Senin, 14 Januari 2013
Glory Hunter diterjemahkan
secara harafiah sebagai pemburu kejayaan. Kejayaan identik dengan trofi untuk
sebuah kompetisi sepakbola. Maka Glory Hunter bisa juga disebut pemburu trofi.
Ini makna dasarnya yang dapat kita sepakati. Nah sekarang apakah semua klub
sepakbola mesti menjadi Glory Hunter? Tentu semuanya berambisi untuk menjadi
juara, mendapatkan trofi. Namun dari 20 klub yang berlaga di EPL setiap musim,
hanya ada satu yang bisa menjadi juara EPL. Dan sejak Premier League bergulir
di pertengahan 90-an, hanya 5 klub yang pernah menjadi juara (MU, Blackburn
Rovers, Arsenal, Chelsea dan Manchester City). Lima belas dan lebih klub
lainnya (termasuk yang terdegradasi) hanya bisa berambisi tanpa pernah
merealisasikan ambisinya. Ekspektasi pun diturunkan, masing-masing klub akan
memiliki ekspektasi internal. Mulai dari asal bertahan di EPL, lebih baik
posisinya di klasemen daripada musim sebelumnya, mengincar papan tengah,
mengincar posisi 4 besar, sampai yang benar-benar mengincar trofi juara.

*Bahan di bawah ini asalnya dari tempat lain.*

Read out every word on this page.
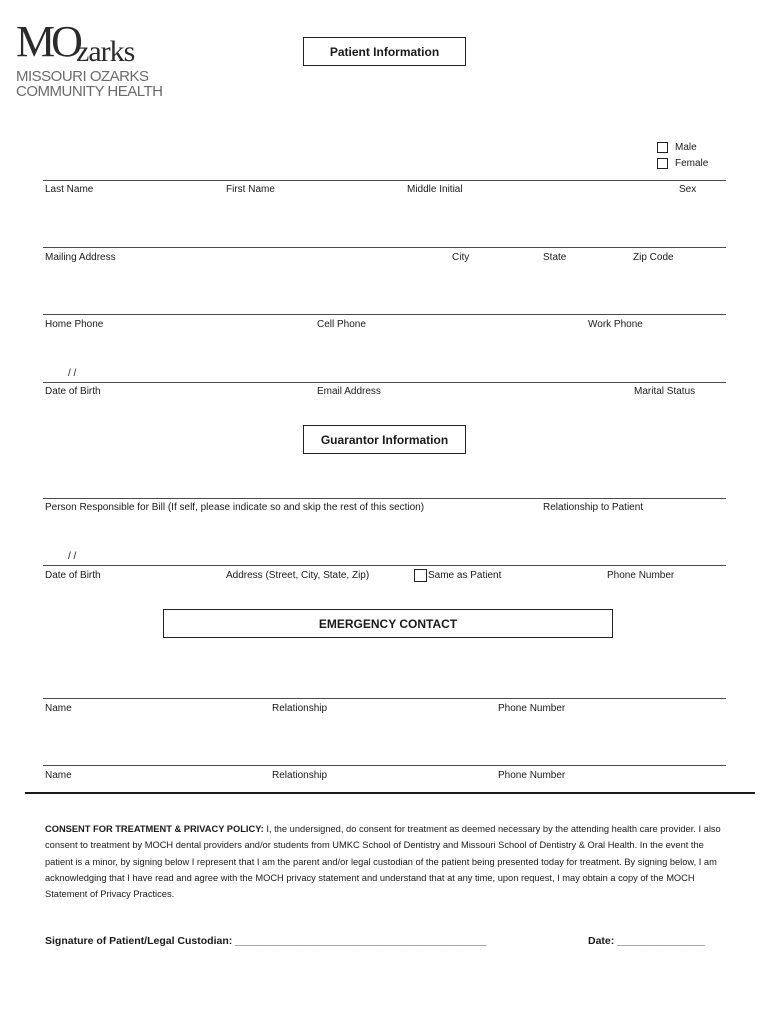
MO
zarks
MISSOURI OZARKS
COMMUNITY HEALTH
Patient Information
Male
Female
Last Name	First Name	Middle Initial	Sex
Mailing Address	City	State	Zip Code
Home Phone	Cell Phone	Work Phone
/ /
Date of Birth	Email Address	Marital Status
Guarantor Information
Person Responsible for Bill (If self, please indicate so and skip the rest of this section)	Relationship to Patient
/ /
Date of Birth	Address (Street, City, State, Zip)	Same as Patient	Phone Number
EMERGENCY CONTACT
Name	Relationship	Phone Number
Name	Relationship	Phone Number
CONSENT FOR TREATMENT & PRIVACY POLICY: I, the undersigned, do consent for treatment as deemed necessary by the attending health care provider. I also consent to treatment by MOCH dental providers and/or students from UMKC School of Dentistry and Missouri School of Dentistry & Oral Health. In the event the patient is a minor, by signing below I represent that I am the parent and/or legal custodian of the patient being presented today for treatment. By signing below, I am acknowledging that I have read and agree with the MOCH privacy statement and understand that at any time, upon request, I may obtain a copy of the MOCH Statement of Privacy Practices.
Signature of Patient/Legal Custodian: ___________________________________________	Date: _______________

Demikian juga pemain sepakbola.
Tentunya mereka semua bermain bola untuk menang, ingin menjadi juara. Namun
pada realitanya masing-masing pemain bola memiliki ekspektasi internal yang
berbeda-beda sesuai kemampuan dan tempat bermainnya. Ada yang asal dapat
kontrak yang lebih baik daripada sebelumnya, ada yang asal bisa bermain di EPL,
ada yang ingin masuk timnas, dan tentu ada yang ingin menjadi juara. Mereka
semuanya glory hunter, tapi glory di sini tidak selalu identik dengan trofi.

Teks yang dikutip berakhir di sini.